A call for tenders for liability-matching French Treasury bonds and for passive management of investment-grade international sovereign bonds - both intended for the new strategy's 'hedging' portfolio - has already closed, as has a call for the fund's tactical asset allocation overlay mandate.
Calls for tenders for market-cap and also non-market cap weighted passive developed market equities were put out at the end of January.
Philippe Aurain, who has led development of the new strategy since he took over as CIO from Nicolas Sobczak in April 2010, told IPE: "Because our new portfolio is far removed from our old portfolio, this will necessarily lead to calls for tenders over the coming months.
"We will also look again at the way we use mutual funds. We will use them a lot more in emerging markets and high yield, for example, where it is more difficult to create mandates in these universes, and in the transitional period before launching calls for tenders for mandates later this year."

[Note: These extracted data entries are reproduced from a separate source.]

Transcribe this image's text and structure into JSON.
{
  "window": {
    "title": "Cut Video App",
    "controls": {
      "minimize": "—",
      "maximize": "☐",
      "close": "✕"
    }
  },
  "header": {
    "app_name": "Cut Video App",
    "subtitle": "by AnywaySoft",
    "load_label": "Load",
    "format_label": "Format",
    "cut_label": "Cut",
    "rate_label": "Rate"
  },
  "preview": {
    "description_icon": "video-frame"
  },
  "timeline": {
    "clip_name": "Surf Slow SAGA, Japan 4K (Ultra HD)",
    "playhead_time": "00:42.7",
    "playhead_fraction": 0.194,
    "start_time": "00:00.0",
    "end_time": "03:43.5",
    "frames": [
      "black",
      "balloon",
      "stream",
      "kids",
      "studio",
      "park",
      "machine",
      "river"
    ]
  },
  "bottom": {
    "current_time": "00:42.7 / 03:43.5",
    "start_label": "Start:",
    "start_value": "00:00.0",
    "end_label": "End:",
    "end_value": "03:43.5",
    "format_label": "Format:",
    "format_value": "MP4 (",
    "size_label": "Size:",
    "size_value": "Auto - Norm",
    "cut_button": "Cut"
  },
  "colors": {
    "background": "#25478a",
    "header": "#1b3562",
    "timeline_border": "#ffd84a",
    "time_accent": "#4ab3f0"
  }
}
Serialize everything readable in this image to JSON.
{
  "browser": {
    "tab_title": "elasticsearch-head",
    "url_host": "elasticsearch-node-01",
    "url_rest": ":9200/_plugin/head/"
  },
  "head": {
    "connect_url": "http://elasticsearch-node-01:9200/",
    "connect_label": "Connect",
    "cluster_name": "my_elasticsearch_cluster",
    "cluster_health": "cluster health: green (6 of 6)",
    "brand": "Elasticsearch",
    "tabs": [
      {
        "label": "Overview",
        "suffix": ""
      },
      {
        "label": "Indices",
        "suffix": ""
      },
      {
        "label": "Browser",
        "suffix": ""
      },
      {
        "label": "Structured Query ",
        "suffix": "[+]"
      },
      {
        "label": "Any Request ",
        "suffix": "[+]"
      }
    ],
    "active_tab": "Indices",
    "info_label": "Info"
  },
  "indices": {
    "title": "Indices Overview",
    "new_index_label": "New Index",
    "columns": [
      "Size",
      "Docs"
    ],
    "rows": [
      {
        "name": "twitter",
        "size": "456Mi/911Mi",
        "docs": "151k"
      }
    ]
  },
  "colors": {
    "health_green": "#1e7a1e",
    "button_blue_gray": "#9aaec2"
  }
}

FRR's liabilities changed significantly in December 2010, when parliament passed legislation that will see €2.1bn per year transferred from the fund to CADES, which refinances the debt incurred to pay pensions in the social security system, as part of the government's broader reforms of France's pay-as-you-go (PAYG) pension.
There will be 14 payments made between 2011 and 2024.
Before the reforms, FRR was intended to make up part of the shortfall in the PAYG system caused by demographic ageing, starting in 2020 and lasting until 2040.
In addition, whereas FRR has hitherto received inflows from the 2% social tax, surplus funds from the Caisse Nationale d'Assurance Vieillesse (CNAV) and Fonds de Solidarité Vieillesse (FSV) and proceeds from privatisations, from 2011, it will no longer receive these inflows.
To secure those new liabilities to CADES, FRR will now maintain a 'hedging' portfolio of bonds, initially hedging 85% of the cash flows, but potentially increasing in the future via an opportunistic de-risking programme. That portfolio currently takes up around 60% of FRR's assets.
The remaining 40% will make up a 'performance portfolio' with a target return of 6% annualised, split 70% equities and high-yield bonds, 15% emerging market debt and 15% real assets (listed real estate and passive commodities excluding agriculturals and softs).
The strategic positioning of the equity portfolio will be split one-third each into European, other developed market and emerging market stocks.
"That allocation will be subject to a lot of flexibility," said Aurain, "but in any case it is very far away from the usual benchmarks, particularly in terms of exposure to emerging markets, and a long way from what we used to have."
FRR made commitments to private equity funds managed by Pantheon Ventures, Access Capital Partners, Neuberger Investment Management and Axa Private Equity Europe in 2006-07.
The shorter time horizon of the fund's liabilities means these are no longer considered suitable. Distributions will be re-allocated to the listed equity portfolio, and no new private equity commitments will be made.
There are no plans to include hedge funds in the performance portfolio at this stage.
With assets worth around €37bn, FRR is currently 140% funded. If the performance portfolio achieves its expected returns, there could be a lump sum of as much as €18bn left in 2024.
Any remaining assets will be transferred as a one-off payment into CADES, at which point FRR will cease to exist.
Aurain offers more detail on FRR's new strategy in an excusive interview in the May 2011 issue of IPE.
"In a way, you could say that now we are talking about FRR 2.0 - it's a totally different fund, we are starting from scratch," said Aurain.
"But it wasn't a big shock to us to face this new framework, and in a way it helps to have a precise liability, a precise time horizon and a precise objective - to deliver those liabilities safely to CADES."